Worldwide, there have been more than 192 million confirmed coronavirus cases with more than 4.12 million deaths. More than 3.7 billion vaccine doses have been administered worldwide.
For most people, the coronavirus causes mild or moderate symptoms. For some, especially older adults and people with existing health problems, it can cause more severe illness like pneumonia, or death.
RELATED: Track vaccinations in your ZIP code
China rebuffs WHO’s terms for further COVID-19 origins study
A senior Chinese health official says China cannot accept the World Health Organization’s plan for the second phase of a study into the origins of COVID-19.
National Health Commission Vice Minister Zeng Yixin says he was “rather taken aback” by the call for a further look into the pandemic’s origins and specifically, the theory that the virus might have leaked from a Chinese lab. He dismissed that theory as a disproved rumor.

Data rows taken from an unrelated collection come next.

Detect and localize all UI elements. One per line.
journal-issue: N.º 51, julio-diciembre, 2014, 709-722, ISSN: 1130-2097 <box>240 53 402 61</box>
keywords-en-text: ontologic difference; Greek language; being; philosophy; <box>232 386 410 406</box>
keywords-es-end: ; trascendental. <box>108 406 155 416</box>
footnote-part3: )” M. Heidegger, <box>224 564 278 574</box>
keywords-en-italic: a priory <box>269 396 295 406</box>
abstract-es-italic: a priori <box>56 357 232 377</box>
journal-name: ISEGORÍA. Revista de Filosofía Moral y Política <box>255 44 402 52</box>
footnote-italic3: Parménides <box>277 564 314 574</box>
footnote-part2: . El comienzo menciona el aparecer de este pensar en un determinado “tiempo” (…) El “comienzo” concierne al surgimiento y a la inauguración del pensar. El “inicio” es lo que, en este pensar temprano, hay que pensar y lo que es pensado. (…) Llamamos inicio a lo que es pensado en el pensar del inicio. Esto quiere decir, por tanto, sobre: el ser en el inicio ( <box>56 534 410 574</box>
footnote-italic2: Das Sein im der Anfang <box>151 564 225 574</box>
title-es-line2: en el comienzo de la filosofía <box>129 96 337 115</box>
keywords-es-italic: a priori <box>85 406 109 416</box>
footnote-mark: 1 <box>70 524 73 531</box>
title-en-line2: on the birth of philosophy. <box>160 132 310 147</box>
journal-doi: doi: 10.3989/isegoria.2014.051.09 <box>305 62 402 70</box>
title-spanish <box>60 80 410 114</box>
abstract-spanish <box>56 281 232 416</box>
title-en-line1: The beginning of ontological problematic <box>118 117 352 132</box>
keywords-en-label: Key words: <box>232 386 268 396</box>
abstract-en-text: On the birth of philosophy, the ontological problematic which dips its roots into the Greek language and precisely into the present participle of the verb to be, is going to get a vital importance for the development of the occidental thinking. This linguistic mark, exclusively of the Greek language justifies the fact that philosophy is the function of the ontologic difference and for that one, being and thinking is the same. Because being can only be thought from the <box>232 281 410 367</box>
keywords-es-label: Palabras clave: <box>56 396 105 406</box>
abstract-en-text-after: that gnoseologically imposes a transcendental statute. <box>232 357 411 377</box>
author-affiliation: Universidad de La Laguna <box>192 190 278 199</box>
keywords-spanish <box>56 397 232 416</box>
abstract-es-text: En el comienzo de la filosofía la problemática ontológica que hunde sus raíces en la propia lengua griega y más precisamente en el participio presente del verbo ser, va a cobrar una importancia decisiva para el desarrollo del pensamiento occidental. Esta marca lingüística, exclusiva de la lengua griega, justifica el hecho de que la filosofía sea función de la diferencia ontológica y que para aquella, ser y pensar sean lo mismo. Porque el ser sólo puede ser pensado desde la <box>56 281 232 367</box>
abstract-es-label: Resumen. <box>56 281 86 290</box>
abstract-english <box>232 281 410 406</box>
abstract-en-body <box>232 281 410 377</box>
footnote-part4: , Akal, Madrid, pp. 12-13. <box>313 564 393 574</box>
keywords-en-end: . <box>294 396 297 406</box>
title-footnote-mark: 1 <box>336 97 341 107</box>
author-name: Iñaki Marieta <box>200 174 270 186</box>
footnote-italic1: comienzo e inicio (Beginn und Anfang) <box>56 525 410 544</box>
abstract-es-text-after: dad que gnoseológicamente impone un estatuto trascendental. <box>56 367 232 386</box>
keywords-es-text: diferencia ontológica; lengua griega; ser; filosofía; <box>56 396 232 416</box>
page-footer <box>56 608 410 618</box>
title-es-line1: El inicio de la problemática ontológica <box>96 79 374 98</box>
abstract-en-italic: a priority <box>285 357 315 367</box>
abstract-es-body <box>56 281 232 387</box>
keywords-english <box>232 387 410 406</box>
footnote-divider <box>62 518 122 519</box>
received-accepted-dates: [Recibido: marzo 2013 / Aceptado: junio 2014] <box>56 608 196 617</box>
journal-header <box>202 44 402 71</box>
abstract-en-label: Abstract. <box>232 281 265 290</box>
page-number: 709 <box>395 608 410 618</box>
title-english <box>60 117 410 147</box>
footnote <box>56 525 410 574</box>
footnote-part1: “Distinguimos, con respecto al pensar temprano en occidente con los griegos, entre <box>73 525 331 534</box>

The head of the WHO acknowledged last week that it was premature to rule out a potential link between the pandemic and a leak of the coronavirus from a Chinese lab. Zeng says the lab in the city of Wuhan has no virus that can directly infect humans.
Death rates soar in Southeast Asia as virus wave spreads
Images of bodies burning in open-air pyres during the peak of the pandemic in India horrified the world in May, but in the last two weeks three Southeast Asian nations have surpassed India’s peak per capita death rate as a new coronavirus wave tightens its grip on the region.
The deaths have followed record numbers of new cases, which have left health care systems struggling to cope and governments scrambling to implement new restrictions to try to slow the spread, fueled by the virulent delta variant. Vaccinations are sluggish but have been picking up.
There are also growing concerns that China’s Sinovac jabs are less effective against the delta variant, and both Indonesia and Thailand are planning booster shots of other vaccines.